Tunable Dynamic Capacitance Arising from Coulomb Blockade in a 2D Nanoclusters Assembly

Abstract

Radio-frequency devices such as voltage controlled oscillators (VCOs) or mixers are present in a wide variety of applications from general public electronics or telecoms to military radars. They mainly rely on variable capacitors to either tune their operating frequency or modulate their impedance. In the quest for performance and low power consumption, downscaling has been the main answer from the CMOS industry. However, this strategy will reach its limit reaching the nanometer scale. Hence, alternative ways such as the Micro ElectroMechanical Systems (MEMS) have been sought for.
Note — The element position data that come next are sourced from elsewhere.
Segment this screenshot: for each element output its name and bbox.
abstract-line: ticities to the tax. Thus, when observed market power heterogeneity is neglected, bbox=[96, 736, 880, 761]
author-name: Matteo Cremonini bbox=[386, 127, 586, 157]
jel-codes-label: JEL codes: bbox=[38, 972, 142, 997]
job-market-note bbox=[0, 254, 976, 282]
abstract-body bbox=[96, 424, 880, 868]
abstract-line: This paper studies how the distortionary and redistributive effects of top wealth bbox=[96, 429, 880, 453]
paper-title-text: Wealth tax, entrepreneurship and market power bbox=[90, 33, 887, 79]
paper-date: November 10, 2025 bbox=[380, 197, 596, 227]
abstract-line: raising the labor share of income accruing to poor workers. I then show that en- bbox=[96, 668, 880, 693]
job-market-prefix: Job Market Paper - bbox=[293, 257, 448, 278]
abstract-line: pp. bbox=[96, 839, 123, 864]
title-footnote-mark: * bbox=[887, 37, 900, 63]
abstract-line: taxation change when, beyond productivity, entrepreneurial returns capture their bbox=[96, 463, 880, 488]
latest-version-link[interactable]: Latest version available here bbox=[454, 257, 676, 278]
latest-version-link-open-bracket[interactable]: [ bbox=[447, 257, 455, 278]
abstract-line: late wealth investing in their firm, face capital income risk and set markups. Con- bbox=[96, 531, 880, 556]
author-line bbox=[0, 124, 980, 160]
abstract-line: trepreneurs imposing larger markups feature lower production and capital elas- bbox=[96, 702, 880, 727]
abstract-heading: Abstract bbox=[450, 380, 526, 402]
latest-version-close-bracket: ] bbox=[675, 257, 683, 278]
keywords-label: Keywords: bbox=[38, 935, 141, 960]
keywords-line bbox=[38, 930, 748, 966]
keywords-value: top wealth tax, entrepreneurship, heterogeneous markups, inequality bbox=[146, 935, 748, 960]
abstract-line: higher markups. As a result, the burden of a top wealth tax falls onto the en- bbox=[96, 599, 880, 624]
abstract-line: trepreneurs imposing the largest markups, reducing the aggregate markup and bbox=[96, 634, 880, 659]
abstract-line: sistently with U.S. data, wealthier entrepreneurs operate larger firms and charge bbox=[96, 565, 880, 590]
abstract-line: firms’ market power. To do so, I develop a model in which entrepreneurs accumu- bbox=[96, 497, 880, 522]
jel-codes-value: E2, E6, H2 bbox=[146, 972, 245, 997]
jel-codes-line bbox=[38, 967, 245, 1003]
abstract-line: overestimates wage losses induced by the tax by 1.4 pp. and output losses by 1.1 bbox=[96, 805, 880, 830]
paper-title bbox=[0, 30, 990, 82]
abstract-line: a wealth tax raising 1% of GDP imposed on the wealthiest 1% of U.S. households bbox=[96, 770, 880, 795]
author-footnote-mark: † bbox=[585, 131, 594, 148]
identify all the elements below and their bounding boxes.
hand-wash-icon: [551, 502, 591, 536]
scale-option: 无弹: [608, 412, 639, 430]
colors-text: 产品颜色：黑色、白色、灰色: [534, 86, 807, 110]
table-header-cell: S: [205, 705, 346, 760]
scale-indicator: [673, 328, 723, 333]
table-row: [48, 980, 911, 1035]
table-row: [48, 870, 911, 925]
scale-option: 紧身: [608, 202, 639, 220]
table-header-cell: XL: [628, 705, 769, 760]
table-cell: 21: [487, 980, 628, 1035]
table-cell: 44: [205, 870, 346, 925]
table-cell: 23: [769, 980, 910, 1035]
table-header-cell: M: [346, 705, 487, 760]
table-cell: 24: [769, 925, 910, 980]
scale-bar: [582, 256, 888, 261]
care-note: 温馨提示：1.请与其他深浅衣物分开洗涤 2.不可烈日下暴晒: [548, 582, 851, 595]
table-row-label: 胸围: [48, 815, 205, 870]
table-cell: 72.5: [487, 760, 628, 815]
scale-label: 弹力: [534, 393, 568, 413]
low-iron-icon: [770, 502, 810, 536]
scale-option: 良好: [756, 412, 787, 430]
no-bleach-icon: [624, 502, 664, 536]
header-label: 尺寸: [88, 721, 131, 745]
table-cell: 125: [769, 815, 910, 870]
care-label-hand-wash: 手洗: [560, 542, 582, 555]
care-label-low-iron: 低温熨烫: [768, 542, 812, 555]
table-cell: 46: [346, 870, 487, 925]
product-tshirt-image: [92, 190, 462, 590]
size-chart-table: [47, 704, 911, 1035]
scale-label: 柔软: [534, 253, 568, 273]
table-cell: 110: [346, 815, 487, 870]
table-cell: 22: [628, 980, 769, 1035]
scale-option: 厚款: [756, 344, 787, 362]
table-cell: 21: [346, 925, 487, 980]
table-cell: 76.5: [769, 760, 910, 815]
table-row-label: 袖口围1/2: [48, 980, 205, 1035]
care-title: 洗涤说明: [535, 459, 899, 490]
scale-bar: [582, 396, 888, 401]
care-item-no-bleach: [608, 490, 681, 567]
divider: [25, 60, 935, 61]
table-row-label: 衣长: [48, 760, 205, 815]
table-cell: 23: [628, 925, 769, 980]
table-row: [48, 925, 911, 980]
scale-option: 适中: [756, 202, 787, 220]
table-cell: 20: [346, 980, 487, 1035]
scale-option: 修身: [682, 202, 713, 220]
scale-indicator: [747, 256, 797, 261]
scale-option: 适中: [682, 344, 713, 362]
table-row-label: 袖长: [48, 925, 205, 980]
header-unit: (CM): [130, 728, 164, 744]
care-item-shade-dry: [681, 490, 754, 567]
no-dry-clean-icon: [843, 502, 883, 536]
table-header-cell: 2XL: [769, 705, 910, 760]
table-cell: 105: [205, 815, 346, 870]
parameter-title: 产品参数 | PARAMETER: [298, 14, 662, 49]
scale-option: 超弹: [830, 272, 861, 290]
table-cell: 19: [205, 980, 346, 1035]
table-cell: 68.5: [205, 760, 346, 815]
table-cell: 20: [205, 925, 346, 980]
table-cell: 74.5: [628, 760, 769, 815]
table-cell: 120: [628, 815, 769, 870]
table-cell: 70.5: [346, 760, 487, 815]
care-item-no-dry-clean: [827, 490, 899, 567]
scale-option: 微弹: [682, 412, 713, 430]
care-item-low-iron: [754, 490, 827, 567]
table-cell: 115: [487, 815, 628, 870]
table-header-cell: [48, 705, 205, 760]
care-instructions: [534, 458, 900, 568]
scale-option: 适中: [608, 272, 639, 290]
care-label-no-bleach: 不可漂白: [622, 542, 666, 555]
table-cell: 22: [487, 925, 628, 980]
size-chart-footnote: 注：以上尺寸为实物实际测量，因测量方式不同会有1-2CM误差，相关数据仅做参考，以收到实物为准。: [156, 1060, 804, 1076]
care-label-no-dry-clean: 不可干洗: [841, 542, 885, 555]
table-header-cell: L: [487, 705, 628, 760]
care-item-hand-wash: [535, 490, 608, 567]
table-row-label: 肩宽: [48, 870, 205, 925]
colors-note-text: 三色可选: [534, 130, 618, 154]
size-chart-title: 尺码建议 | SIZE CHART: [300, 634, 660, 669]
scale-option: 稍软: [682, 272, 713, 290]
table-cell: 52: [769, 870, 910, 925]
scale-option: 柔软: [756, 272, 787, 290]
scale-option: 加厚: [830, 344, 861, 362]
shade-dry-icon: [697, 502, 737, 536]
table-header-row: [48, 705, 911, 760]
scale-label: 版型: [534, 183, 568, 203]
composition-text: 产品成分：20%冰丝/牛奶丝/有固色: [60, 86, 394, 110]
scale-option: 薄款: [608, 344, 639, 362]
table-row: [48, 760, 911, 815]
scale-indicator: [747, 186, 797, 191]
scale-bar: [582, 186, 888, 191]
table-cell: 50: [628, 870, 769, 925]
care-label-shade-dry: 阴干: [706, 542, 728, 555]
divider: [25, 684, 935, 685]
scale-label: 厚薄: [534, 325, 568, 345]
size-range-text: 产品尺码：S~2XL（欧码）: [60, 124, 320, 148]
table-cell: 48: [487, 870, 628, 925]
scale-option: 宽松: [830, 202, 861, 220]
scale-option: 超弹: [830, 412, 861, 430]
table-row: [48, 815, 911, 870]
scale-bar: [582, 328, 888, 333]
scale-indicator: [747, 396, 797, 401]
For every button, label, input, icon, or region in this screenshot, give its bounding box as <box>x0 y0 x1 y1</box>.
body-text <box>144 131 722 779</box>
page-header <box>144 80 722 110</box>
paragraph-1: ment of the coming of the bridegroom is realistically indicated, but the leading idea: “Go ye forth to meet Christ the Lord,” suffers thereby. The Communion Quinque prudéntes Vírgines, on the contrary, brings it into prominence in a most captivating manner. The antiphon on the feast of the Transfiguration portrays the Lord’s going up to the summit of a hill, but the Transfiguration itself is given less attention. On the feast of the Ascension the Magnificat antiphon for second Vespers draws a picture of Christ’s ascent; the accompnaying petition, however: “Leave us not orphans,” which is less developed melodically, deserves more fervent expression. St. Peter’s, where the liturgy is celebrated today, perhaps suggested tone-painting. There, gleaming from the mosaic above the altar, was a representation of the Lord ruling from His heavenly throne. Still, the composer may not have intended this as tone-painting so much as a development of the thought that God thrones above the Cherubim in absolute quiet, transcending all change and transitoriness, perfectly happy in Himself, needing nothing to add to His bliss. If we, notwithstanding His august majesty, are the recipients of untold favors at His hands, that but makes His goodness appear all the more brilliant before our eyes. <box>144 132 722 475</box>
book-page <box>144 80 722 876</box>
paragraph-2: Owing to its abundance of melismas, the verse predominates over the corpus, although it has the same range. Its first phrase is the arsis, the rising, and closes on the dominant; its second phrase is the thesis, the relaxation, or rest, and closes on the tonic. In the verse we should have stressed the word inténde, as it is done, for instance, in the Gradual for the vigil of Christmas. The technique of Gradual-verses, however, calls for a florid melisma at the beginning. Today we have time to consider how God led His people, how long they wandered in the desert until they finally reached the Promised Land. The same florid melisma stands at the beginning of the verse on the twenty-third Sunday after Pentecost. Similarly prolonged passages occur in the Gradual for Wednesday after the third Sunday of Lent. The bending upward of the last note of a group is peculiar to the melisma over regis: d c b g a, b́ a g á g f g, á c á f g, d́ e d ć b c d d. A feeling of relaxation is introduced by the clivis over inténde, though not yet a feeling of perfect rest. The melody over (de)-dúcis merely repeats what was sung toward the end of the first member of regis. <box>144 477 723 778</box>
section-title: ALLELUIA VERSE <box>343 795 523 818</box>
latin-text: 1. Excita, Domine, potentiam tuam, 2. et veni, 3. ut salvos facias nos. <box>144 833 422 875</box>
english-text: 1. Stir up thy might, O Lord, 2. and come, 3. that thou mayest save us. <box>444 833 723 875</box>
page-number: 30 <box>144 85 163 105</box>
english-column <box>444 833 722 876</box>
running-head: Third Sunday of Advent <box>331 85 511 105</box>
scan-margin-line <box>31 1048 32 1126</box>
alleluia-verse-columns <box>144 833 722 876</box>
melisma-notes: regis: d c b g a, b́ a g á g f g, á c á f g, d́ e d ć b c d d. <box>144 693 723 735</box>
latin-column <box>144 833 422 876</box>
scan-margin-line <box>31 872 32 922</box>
This paper is interested in a way Coulomb blockade of electrons in a distribution of metallic clusters embedded in the dielectric of a capacitor can be used to design a voltage controlled tunable capacitor. A layer of nanoparticles is embedded in a capacitor in tunnelling range from the flrst electrode in the Coulomb blockade transport regime. The flrst insulating layer is thin enough to make tunnel phenomenon possible on the contrary to the second one which is too thick and prevents tunnelling. The whole structure is biased via a DC source controlling the onset of Coulomb blockade according to their position in the size distribution. A small AC signal leads to a charging-discharging process of the clusters related to the total dynamic capacitance of the system. The multi-layer system is grown by sputtering. We present the model, numerical simulations and validating experiences with variable capacitors using insulating materials such as alumina or MgO.